If DMs have only 1 Skill Encounter and 5 Combat Encounters , 16% of the time you are in a Skill Encounter, 83% fighting.
Now --- same choice in front of the PCs and it is doubtful they will pick something that helps them beat a skill challenge.
I am not saying that players should be up against skill challenges half the time, but increasing the massive chasm of difference in time spent on skill challenges would encourage the players to start focusing on skills as much as their damage rolls.
The problem is not so much the % time, but the consequence of failure. You fail combat, you die, you fail skill challenge, you might lose a surge or two.
I think more skill challenges (or even just required checks) during combat (that can lead to that combat failure), might give players a reason to pay more attention to skills. If each combat has a purpose, it's not difficult to come up with skill uses during combat, terrain features, hazards, traps, or otherworldly entities are all going to be serious threats.

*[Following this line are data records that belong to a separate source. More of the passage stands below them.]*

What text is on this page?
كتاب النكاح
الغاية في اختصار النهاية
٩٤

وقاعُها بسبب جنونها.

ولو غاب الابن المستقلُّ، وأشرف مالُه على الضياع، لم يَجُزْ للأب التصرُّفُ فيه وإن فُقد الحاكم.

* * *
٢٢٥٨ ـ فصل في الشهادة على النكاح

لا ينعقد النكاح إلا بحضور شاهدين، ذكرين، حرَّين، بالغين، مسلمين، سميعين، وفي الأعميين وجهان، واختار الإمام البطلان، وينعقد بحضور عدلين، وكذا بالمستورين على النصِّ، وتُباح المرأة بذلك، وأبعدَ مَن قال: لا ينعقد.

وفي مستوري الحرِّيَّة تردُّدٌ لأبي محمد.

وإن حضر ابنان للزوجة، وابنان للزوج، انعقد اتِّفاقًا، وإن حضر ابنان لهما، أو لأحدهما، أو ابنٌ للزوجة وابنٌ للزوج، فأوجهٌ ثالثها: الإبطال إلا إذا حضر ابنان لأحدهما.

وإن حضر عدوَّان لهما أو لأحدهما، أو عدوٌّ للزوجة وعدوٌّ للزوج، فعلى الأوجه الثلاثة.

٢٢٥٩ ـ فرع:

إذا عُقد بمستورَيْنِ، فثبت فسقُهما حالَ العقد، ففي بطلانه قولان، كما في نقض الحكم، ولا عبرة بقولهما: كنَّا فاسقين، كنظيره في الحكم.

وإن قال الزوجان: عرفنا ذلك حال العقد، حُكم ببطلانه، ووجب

But even that, is not going to be sufficient if players can succeed without paying attention to their skills anyway. So ultimately, you have to create situations where the PC's fail, and when they look back at their failure to figure out what went wrong, the answer shouldn't be "we didn't deal enough damage", or "we didn't have enough healing". If the answer is "we couldn't succeed on a thievery or dungeoneering check" then, and only then is the mission accomplished, and you might have some players beginning to think about bolstering skills.
I don't know if all that effort is worth it. It might just be best to let players pick what they want to pick. Forcing skill focus down their throat is not in the best interest of "fun". But if a player does pick skill focus, I would almost feel obligated to make sure it comes into play.